Some foundations are likewise developing the market for addressing elder abuse. On the demand side, they have funded research on the extent of the problem and influenced commissioners to allocate resources and attention to it. On the supply side, they have supported innovative programs to prevent or mitigate abuse.

In both cases, governments’ resources vastly outweigh those of foundations and NGOs. This is almost always the case. Just about anyone wanting to make a big social impact has to engage with the worlds of politics and public provision.

Good Accounts

The field of social innovation can learn some lessons from business and economics. But it should not be naive. As the collapses of Enron and Lehman Brothers revealed, even such seemingly objective metrics as profit are not the facts they appear to be in economics textbooks. And in business, accounts are just that: accounts. They are ways of explaining what is being done, with an eye toward the often conflicting interests of investors, managers, regulators, and consumers. They involve judgments as well as facts.

Anyone who wants to finance social goods and anyone who wants to provide them should use metrics to clarify how inputs can contribute to outcomes, as well as to clarify choices and trade-offs.

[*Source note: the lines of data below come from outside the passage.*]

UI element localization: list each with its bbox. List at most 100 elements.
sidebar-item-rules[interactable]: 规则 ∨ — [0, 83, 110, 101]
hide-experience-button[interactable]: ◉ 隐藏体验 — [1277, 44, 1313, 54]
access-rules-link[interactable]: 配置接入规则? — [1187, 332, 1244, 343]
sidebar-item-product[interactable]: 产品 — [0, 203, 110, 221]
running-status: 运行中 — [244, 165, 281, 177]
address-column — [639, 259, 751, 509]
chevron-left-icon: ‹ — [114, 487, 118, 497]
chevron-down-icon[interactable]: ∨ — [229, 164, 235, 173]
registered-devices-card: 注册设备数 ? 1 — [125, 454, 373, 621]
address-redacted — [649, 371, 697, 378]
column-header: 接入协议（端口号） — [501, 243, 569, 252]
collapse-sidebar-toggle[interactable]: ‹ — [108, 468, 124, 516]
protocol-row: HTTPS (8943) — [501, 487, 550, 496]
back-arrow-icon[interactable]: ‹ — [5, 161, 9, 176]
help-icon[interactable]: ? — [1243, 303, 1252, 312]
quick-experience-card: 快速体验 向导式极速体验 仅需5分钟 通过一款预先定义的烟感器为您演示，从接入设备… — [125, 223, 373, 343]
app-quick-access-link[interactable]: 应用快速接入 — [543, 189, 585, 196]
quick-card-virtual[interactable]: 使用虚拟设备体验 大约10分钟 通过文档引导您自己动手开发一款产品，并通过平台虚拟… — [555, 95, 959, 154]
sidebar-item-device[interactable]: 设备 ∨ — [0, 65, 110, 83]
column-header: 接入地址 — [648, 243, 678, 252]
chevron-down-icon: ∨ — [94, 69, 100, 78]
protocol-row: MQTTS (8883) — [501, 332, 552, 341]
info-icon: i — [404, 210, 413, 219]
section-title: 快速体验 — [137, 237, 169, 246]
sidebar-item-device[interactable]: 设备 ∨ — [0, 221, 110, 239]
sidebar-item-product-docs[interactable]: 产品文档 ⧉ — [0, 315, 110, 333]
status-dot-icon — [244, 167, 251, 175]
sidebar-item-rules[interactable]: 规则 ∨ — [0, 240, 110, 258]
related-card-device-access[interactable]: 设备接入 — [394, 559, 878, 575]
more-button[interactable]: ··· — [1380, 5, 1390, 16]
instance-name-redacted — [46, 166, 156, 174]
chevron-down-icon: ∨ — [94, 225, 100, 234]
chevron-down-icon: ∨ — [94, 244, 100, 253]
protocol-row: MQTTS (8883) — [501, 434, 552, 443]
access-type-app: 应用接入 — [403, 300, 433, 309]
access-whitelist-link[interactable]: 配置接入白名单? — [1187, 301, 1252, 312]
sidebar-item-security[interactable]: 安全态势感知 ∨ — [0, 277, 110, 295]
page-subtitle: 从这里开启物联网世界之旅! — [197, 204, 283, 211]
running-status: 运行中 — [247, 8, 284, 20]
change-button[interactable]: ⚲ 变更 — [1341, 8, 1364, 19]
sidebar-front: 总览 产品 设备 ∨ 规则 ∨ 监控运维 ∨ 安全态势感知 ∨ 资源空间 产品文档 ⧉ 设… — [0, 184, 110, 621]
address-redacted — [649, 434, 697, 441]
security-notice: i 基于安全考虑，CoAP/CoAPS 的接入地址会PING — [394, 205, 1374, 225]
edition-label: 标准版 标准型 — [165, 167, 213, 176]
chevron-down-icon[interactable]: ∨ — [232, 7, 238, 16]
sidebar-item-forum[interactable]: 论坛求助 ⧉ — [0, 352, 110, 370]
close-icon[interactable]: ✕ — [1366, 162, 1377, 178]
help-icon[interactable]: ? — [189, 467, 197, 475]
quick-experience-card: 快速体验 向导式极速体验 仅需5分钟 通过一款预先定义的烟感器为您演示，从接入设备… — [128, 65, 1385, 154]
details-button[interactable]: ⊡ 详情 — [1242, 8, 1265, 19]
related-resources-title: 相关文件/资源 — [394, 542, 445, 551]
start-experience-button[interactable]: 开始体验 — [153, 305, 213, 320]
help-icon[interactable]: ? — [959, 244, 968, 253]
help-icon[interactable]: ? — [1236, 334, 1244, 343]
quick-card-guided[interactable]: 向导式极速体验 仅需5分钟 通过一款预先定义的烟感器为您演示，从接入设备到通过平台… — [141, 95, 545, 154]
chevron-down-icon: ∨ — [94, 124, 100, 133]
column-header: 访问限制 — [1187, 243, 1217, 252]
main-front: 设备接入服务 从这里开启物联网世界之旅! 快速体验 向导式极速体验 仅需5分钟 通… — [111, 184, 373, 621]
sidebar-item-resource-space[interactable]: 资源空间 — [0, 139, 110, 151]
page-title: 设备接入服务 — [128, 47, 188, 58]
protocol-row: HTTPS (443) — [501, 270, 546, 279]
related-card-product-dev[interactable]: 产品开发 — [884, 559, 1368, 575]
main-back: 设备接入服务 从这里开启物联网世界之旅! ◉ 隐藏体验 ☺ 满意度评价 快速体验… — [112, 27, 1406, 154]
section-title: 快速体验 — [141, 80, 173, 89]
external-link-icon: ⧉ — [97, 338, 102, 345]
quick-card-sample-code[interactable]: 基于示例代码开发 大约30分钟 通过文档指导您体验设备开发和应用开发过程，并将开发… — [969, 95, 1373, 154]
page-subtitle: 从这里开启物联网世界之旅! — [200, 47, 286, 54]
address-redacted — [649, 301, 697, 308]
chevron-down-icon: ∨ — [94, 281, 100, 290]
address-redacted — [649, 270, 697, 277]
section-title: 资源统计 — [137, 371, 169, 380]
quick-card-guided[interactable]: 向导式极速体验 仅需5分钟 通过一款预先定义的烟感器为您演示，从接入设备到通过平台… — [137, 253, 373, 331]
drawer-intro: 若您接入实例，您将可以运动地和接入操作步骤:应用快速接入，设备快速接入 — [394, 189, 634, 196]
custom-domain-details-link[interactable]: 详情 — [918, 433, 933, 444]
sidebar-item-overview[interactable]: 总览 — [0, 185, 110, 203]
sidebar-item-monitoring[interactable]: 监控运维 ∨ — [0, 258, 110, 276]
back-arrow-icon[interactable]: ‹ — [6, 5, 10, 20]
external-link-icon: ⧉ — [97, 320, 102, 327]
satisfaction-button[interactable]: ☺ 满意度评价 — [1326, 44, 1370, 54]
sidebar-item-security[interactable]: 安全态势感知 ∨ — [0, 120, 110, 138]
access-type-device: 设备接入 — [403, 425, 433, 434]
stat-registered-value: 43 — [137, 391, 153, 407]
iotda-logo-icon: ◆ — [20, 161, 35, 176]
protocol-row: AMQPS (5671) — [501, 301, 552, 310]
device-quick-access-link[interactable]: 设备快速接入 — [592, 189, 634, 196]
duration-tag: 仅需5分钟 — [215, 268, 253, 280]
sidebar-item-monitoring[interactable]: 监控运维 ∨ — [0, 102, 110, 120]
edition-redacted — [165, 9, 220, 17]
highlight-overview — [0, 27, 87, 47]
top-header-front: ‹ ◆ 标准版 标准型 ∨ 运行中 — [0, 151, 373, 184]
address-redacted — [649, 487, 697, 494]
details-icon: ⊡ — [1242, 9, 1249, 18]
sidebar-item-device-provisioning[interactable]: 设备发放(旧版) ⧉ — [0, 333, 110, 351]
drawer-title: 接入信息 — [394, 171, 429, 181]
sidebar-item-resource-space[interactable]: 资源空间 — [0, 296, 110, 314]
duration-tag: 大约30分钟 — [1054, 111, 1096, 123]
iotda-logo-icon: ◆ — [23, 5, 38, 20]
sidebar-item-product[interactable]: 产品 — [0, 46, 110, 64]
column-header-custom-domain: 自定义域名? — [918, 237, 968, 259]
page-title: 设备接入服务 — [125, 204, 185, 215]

But they should abandon metrics that obscure these choices or that pretend to offer a spurious objectivity. And they should use metrics only in proportionate ways. It’s not sensible for a small NGO to invest scarce resources in apparently elaborate estimates of social value—not least because these estimates are bound to crumble under serious scrutiny.

Meanwhile, larger NGOs that do need measures of social value should clearly distinguish between those that are primarily about external accountability, those that help internal management, and those that support assessments of broader patterns of social impact. If an organization is using the same method for all three, its findings are almost certainly flawed.

People involved in funding social value, whether at the stage of promising innovations or of large-scale practice, likewise need sharper common frameworks. Greater use of these shared frameworks would be more valuable than proliferation of ever more assessment tools. Building on these frameworks, what matters is the quality of the discussion and negotiation, and the depth of the learning several years later, when participants reflect on what worked and what didn’t.